Элен презрительно рассмеялась.
— Он, как всегда, говорит рекомендациями. — Она выпила вина.
— «Еще я хочу сказать тебе, — продолжал читать Стейтс, — что внезапно (это было как обращение в истинную веру, как вдохновение), пока ты вчера стояла на коленях на крыше после того, как произошло то жуткое падение…»
— Он имеет в виду собаку, — произнесла Элен. — Почему он так прямо не скажет?
— «…Внезапно я понял, что…» — Марк Стейтс прервал чтение. — Смотри, — сказал он. — тут я действительно не могу продолжать.
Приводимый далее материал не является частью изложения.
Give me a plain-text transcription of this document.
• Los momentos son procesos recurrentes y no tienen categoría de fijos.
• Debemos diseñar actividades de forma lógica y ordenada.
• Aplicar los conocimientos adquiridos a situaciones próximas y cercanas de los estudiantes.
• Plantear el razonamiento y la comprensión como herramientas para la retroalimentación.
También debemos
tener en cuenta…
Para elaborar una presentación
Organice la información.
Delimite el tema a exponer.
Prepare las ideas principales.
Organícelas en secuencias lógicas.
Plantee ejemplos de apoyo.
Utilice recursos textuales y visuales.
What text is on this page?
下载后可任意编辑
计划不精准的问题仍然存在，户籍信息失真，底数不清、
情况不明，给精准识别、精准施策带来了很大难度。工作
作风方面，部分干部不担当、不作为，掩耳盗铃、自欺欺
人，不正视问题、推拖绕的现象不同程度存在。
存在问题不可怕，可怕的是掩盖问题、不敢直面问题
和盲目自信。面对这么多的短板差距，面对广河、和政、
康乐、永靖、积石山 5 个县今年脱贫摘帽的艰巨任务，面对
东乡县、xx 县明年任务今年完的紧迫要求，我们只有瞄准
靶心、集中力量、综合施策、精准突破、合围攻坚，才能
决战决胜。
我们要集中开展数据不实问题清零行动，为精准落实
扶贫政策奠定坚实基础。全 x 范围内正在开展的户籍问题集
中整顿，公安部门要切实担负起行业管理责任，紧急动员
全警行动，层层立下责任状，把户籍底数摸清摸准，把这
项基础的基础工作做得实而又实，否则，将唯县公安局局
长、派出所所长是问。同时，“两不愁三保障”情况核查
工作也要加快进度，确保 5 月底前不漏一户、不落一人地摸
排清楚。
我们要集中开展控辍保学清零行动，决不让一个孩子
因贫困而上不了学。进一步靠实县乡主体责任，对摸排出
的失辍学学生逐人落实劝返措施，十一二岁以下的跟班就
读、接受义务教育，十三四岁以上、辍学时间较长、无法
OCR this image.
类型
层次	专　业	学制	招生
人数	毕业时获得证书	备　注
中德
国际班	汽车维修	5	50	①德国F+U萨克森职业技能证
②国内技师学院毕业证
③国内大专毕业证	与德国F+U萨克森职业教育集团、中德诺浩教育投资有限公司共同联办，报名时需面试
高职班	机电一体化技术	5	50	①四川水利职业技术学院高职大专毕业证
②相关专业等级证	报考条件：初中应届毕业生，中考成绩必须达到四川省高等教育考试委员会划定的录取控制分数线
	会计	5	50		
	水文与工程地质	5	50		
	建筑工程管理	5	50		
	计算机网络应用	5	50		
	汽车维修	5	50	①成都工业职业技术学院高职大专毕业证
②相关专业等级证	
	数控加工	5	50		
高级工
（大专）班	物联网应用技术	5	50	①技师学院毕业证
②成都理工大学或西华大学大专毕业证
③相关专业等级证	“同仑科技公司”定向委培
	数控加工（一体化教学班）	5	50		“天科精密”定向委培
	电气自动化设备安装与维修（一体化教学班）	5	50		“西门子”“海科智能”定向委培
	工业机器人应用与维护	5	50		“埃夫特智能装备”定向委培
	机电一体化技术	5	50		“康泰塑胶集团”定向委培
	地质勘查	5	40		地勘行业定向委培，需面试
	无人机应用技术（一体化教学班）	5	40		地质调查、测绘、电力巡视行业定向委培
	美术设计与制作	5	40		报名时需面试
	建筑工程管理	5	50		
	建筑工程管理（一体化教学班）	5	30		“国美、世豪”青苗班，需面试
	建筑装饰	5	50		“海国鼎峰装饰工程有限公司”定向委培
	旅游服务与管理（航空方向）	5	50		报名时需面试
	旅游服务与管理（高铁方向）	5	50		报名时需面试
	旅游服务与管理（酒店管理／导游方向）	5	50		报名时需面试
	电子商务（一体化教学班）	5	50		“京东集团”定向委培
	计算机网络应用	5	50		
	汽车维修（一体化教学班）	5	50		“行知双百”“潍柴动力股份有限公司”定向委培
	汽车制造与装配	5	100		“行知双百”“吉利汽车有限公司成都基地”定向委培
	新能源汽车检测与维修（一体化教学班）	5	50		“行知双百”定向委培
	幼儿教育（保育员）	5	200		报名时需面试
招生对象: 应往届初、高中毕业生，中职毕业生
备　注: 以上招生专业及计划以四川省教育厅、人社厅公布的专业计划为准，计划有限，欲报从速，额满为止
— Почему? Я настаиваю на том, чтобы ты читал, — возбужденно крикнула она.
Он покачал головой.
— Я не имею права!
— Я предоставила тебе право.
— Это я знаю. Но он — нет.
— Какое он имеет отношение к этому? Теперь, когда я получила письмо…
— Но это любовное письмо.
— Любовное письмо? — эхом откликнулась Элен, словно не веря, затем ее разобрал смех. — Это слишком хорошо сказано! — воскликнула она. — Совершенно восхитительно. Дай-ка его мне. — Она выхватила у него из рук письмо. — Где мы остановились? Ах, вот здесь. «…Стояла на коленях на крыше после того, как произошло то жуткое падение, я внезапно понял, что допустил по отношению к тебе колоссальную ложь. — Она продекламировала эти слова, как ритор, сопроводив их театральными жестами. — Я осознал это, несмотря на весьма изысканное стремление сделать все это неким отстраненным развлечением, не влекущим никакой ответственности. Я действительно люблю тебя». Он действительно любит меня, — протяжно повторила она, так что сам глагол прозвучал карикатурой на себя. — Ну не удивительно лиг Он действительно любит меня. — Затем, повернувшись в кресле, она через всю комнату позвала Хью.
— Элен, не шуми!
Но желание и потребность выплеснуть гнев была необоримой.
Она стряхнула навязчивую руку, которую Стейтс положил ей на плечо, снова выкликнула имя Хью и, когда все обратили на нее внимание, произнесла, помахивая письмом:
— Я просто хотела сказать, что он и в самом деле люби-ит меня!
— Элен, ради бога, замолчи!
— Естественно, я не замолчу, — отозвалась она, вновь оборачиваясь к Марку. — Почему бы мне не сообщить Хью добрую весть? Он будет рад услышать ее, сознавая, как он сам лю-юбит меня. А, Хью? — Она снова откинулась назад, и ее лицо вспыхнуло и засветилось от волнения. — Не хочешь?